Más que nunca la curiosidad me absorbía, quería pedir la
cuenta, coger un taxi, llegar a mi casa, cargar el celular y escuchar el buzón
de voz. Llegué a la conclusión que la chica que se parecía a Cecilia no podía
ser ella, aunque dudo también que me haya visto en algún momento, tal vez si se
fijaba en mí podía notar si había una expresión admirativa en ella; igual no la
vi del todo, los rostros tienden a cambiar, no es lo mismo un rostro entero a
un medio rostro, el perfil tiende a engañar, te puede parecer atrayente alguien
y cuando voltea del todo ya dejó de serlo.

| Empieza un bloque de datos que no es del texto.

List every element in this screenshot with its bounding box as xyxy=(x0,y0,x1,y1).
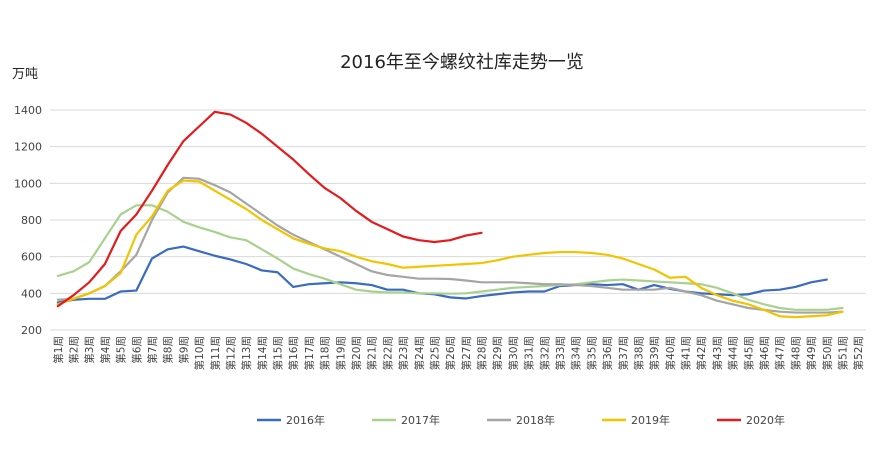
x-tick-label: 第2周 xyxy=(68,336,81,364)
x-tick-label: 第4周 xyxy=(99,336,112,364)
y-tick-label: 1000 xyxy=(14,177,42,190)
legend-label: 2019年 xyxy=(631,413,670,427)
x-tick-label: 第40周 xyxy=(664,336,677,370)
y-tick-label: 800 xyxy=(21,214,42,227)
x-tick-label: 第48周 xyxy=(789,336,802,370)
x-tick-label: 第39周 xyxy=(648,336,661,370)
x-tick-label: 第18周 xyxy=(319,336,332,370)
y-tick-label: 400 xyxy=(21,287,42,300)
x-tick-label: 第25周 xyxy=(428,336,441,370)
legend-label: 2020年 xyxy=(746,413,785,427)
x-tick-label: 第45周 xyxy=(742,336,755,370)
x-tick-label: 第6周 xyxy=(130,336,143,364)
legend-label: 2018年 xyxy=(516,413,555,427)
x-tick-label: 第42周 xyxy=(695,336,708,370)
y-axis-unit: 万吨 xyxy=(12,67,38,82)
x-tick-label: 第38周 xyxy=(632,336,645,370)
x-tick-label: 第31周 xyxy=(523,336,536,370)
legend-item: 2017年 xyxy=(372,413,440,427)
x-tick-label: 第34周 xyxy=(570,336,583,370)
x-tick-label: 第35周 xyxy=(585,336,598,370)
x-tick-label: 第1周 xyxy=(52,336,65,364)
series-line-2017年 xyxy=(56,204,844,311)
x-tick-label: 第41周 xyxy=(680,336,693,370)
x-tick-label: 第7周 xyxy=(146,336,159,364)
x-tick-label: 第15周 xyxy=(272,336,285,370)
x-tick-label: 第14周 xyxy=(256,336,269,370)
x-tick-label: 第13周 xyxy=(240,336,253,370)
legend-item: 2018年 xyxy=(487,413,555,427)
grid-lines xyxy=(50,109,866,331)
x-tick-label: 第12周 xyxy=(224,336,237,370)
x-tick-label: 第28周 xyxy=(476,336,489,370)
x-tick-label: 第9周 xyxy=(177,336,190,364)
x-tick-label: 第19周 xyxy=(334,336,347,370)
legend-item: 2019年 xyxy=(602,413,670,427)
x-axis: 第1周 第2周 第3周 第4周 第5周 第6周 第7周 第8周 第9周 第10周 第11周 第12周第… xyxy=(52,336,865,370)
x-tick-label: 第5周 xyxy=(115,336,128,364)
x-tick-label: 第30周 xyxy=(507,336,520,370)
y-tick-label: 1400 xyxy=(14,104,42,117)
x-tick-label: 第37周 xyxy=(617,336,630,370)
series-line-2018年 xyxy=(56,176,844,314)
legend: 2016年 2017年 2018年 2019年 2020年 xyxy=(257,413,785,427)
x-tick-label: 第49周 xyxy=(805,336,818,370)
x-tick-label: 第8周 xyxy=(162,336,175,364)
y-tick-label: 1200 xyxy=(14,141,42,154)
x-tick-label: 第20周 xyxy=(350,336,363,370)
x-tick-label: 第3周 xyxy=(83,336,96,364)
x-tick-label: 第11周 xyxy=(209,336,222,370)
x-tick-label: 第46周 xyxy=(758,336,771,370)
series-line-2020年 xyxy=(56,110,483,308)
y-tick-label: 200 xyxy=(21,324,42,337)
x-tick-label: 第52周 xyxy=(852,336,865,370)
legend-label: 2017年 xyxy=(401,413,440,427)
x-tick-label: 第27周 xyxy=(460,336,473,370)
x-tick-label: 第16周 xyxy=(287,336,300,370)
x-tick-label: 第10周 xyxy=(193,336,206,370)
x-tick-label: 第43周 xyxy=(711,336,724,370)
x-tick-label: 第23周 xyxy=(397,336,410,370)
x-tick-label: 第22周 xyxy=(381,336,394,370)
legend-item: 2020年 xyxy=(717,413,785,427)
x-tick-label: 第17周 xyxy=(303,336,316,370)
chart-title: 2016年至今螺纹社库走势一览 xyxy=(340,52,584,73)
series-line-2019年 xyxy=(56,179,844,319)
x-tick-label: 第26周 xyxy=(444,336,457,370)
y-axis: 200 400 600 800 1000 1200 1400 xyxy=(14,104,42,337)
x-tick-label: 第51周 xyxy=(836,336,849,370)
x-tick-label: 第44周 xyxy=(727,336,740,370)
x-tick-label: 第50周 xyxy=(821,336,834,370)
legend-item: 2016年 xyxy=(257,413,325,427)
x-tick-label: 第36周 xyxy=(601,336,614,370)
x-tick-label: 第33周 xyxy=(554,336,567,370)
x-tick-label: 第24周 xyxy=(413,336,426,370)
x-tick-label: 第32周 xyxy=(538,336,551,370)
series-lines xyxy=(56,110,844,319)
x-tick-label: 第29周 xyxy=(491,336,504,370)
x-tick-label: 第21周 xyxy=(366,336,379,370)
x-tick-label: 第47周 xyxy=(774,336,787,370)
series-line-2016年 xyxy=(56,245,828,304)
y-tick-label: 600 xyxy=(21,251,42,264)
legend-label: 2016年 xyxy=(286,413,325,427)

Cuando andas pensando en alguien, cuando ese pensamiento se
vuelve constante y fuerte es común encontrártelo en sueños o encontrar en otros
rostros el rostro de ese alguien, en el caminar, en la anatomía de espaldas, en
la cercanía de las gafas oscuras, puede ser, tal vez lo sea o anheles que sí.
Apuré con el plato de cebiche, me induje mote y camote de un
bocado, dando marcha atrás al abultado picadillo de cebolla, con la cuchara
metí pescado bañado en leche de tigre y en un dos por tres ya estaba terminando
el último vaso de cerveza.
Esperé a que Lucho terminará y hasta le objete que comía
lento, rara contradicción, me preguntó si pedíamos un par de cervezas más, negué
con la cabeza con una mueca de ya no dar más; subimos a su carro, enrumbamos
por la av. Belaunde, debimos voltear y entrar a la Ejército, sorpresivamente seguimos
de frente por la av. Cayma; claro que me urgía llegar a mi casa, lo ansiaba más
que nada en el mundo, Cecilia me debía necesitar aún, ya no podía esperar más,
sin embargo, Lucho ya me tenía preparado otros planes.